Many businesses and individuals are aware of the importance of reducing their energy consumption; doing so offers benefits for the environment and a decrease in one’s utility bill.

However, one of the biggest barriers to the wider adoption of energy-efficient technology is the capital outlay required to purchase, install, and maintain these systems.

This is according to Barry Bredenkamp, General Manager, Energy Efficiency & Corporate Communications at the South African National Energy Development Institute (SANEDI).

Bredenkamp reports that a possible solution lies in the procurement of energy efficiency as a service provider, rather than financing the procurement of state-of-the-art energy efficiency technologies on the company’s balance sheet, which are constantly evolving and improving.

“Especially in today’s uncertain times, it is understandable that many people are wary of investing their hard-earned capital into technology that may have an extended payback period and where the technology may evolve far quicker than the actual investment period and constantly require new skills in the workforce to maintain and operate these new technologies. They may also not consider energy efficiency as an immediate priority,” says Bredenkamp.

However, considering South Africa’s contribution to the world’s greenhouse gas (GHG) emissions, becoming more energy efficient is indeed becoming very urgent.

“Our reliance on coal means that our country is contributing to climate change at a rate disproportionate to the size of our economy. We must all prioritise the reduction of our electricity use,” adds Bredenkamp.

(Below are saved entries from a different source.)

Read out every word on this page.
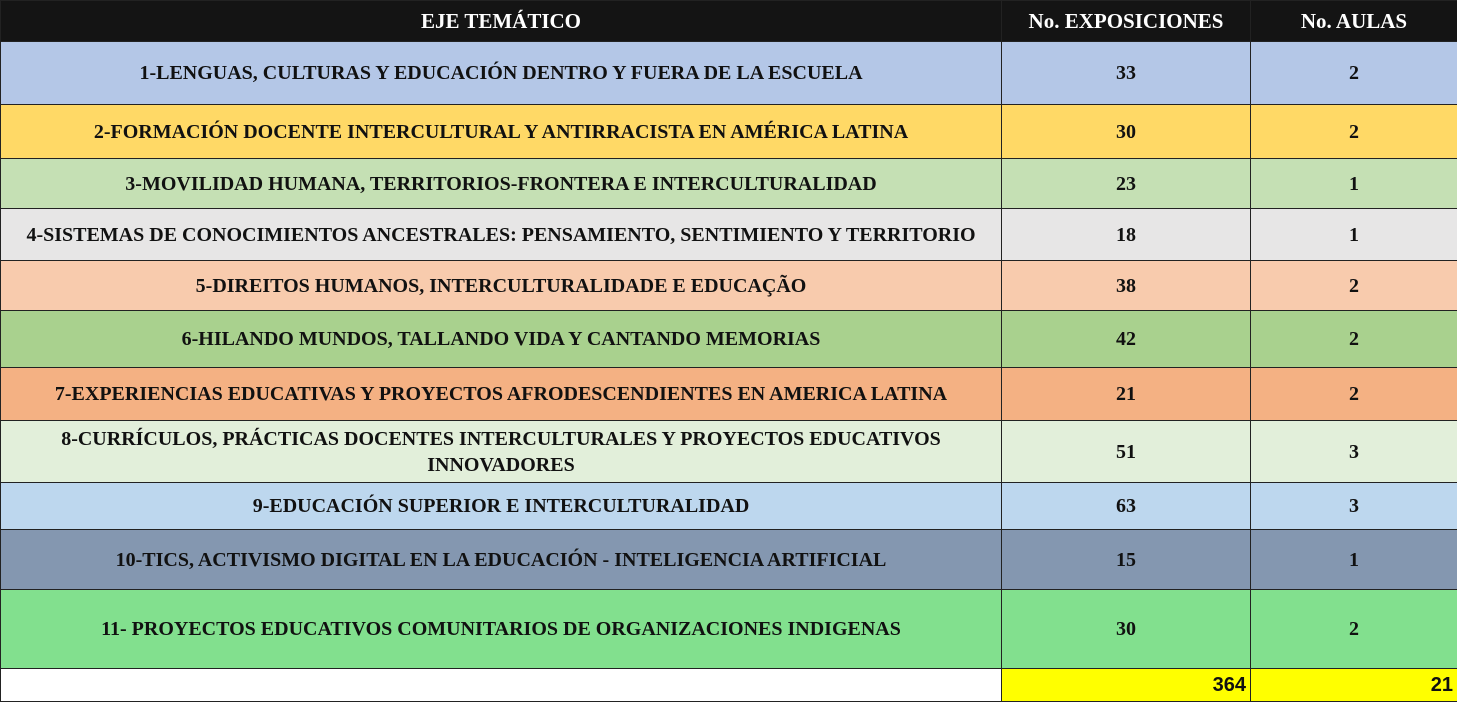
EJE TEMÁTICO	No. EXPOSICIONES	No. AULAS
1-LENGUAS, CULTURAS Y EDUCACIÓN DENTRO Y FUERA DE LA ESCUELA	33	2
2-FORMACIÓN DOCENTE INTERCULTURAL Y ANTIRRACISTA EN AMÉRICA LATINA	30	2
3-MOVILIDAD HUMANA, TERRITORIOS-FRONTERA E INTERCULTURALIDAD	23	1
4-SISTEMAS DE CONOCIMIENTOS ANCESTRALES: PENSAMIENTO, SENTIMIENTO Y TERRITORIO	18	1
5-DIREITOS HUMANOS, INTERCULTURALIDADE E EDUCAÇÃO	38	2
6-HILANDO MUNDOS, TALLANDO VIDA Y CANTANDO MEMORIAS	42	2
7-EXPERIENCIAS EDUCATIVAS Y PROYECTOS AFRODESCENDIENTES EN AMERICA LATINA	21	2
8-CURRÍCULOS, PRÁCTICAS DOCENTES INTERCULTURALES Y PROYECTOS EDUCATIVOS INNOVADORES	51	3
9-EDUCACIÓN SUPERIOR E INTERCULTURALIDAD	63	3
10-TICS, ACTIVISMO DIGITAL EN LA EDUCACIÓN - INTELIGENCIA ARTIFICIAL	15	1
11- PROYECTOS EDUCATIVOS COMUNITARIOS DE ORGANIZACIONES INDIGENAS	30	2
	364	21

He explains that there is a trend in many countries to move to the procuring of energy efficiency services based on Energy Performance Contracts (EPcS), as opposed to purchasing and maintaining the technologies in-house. Interest in this solution is growing in South Africa and presents an opportunity for facilities to ‘go green’ without big upfront investments of scarce capital.

Bredenkamp explains how this works: “Basically, an Energy Services Company – or ‘ESCo’ – sources the financial backing to fund their client’s energy efficiency project. The ESCo purchases the equipment installs and operates it as a service to the client. The client benefits from the energy and environmental savings, and there is an agreement to amortise the costs of the technology and share the savings accrued, based on the performance of the technologies installed and operated on behalf of the client. The client does not have to invest in the technology upgrades, yet still receives the financial, environmental, and energy savings resulting from such a project. Additionally, it leaves companies with the freedom to focus on their core business, entrusting their energy efficiency initiatives to professionals in the industry.”

After an agreed number of years, the client then takes full ownership of the assets and continues to reap 100% of the savings, if they so desire.

With the rapid pace of technological advancement, Bredenkamp elaborates on a key advantage: “Energy-efficient products are constantly evolving, and your everyday consumer is unlikely to keep up with the pace of change. In this service-based business model, the ESCo is incentivised to use the most efficient products available, even if it means retrofitting an existing installation within the contract period to maximise the savings potential.”

This business model has great potential in South Africa. While increasing electricity tariffs means that investing in energy-efficient technology would see a shorter ROI, it may still be too much to expect businesses to prioritise this spending in today’s economic climate.

“The service-based business model makes energy efficiency projects more accessible, while also providing business growth opportunities to local ESCos – a market which could create many employment opportunities if it were to be further developed,” concludes Bredenkamp.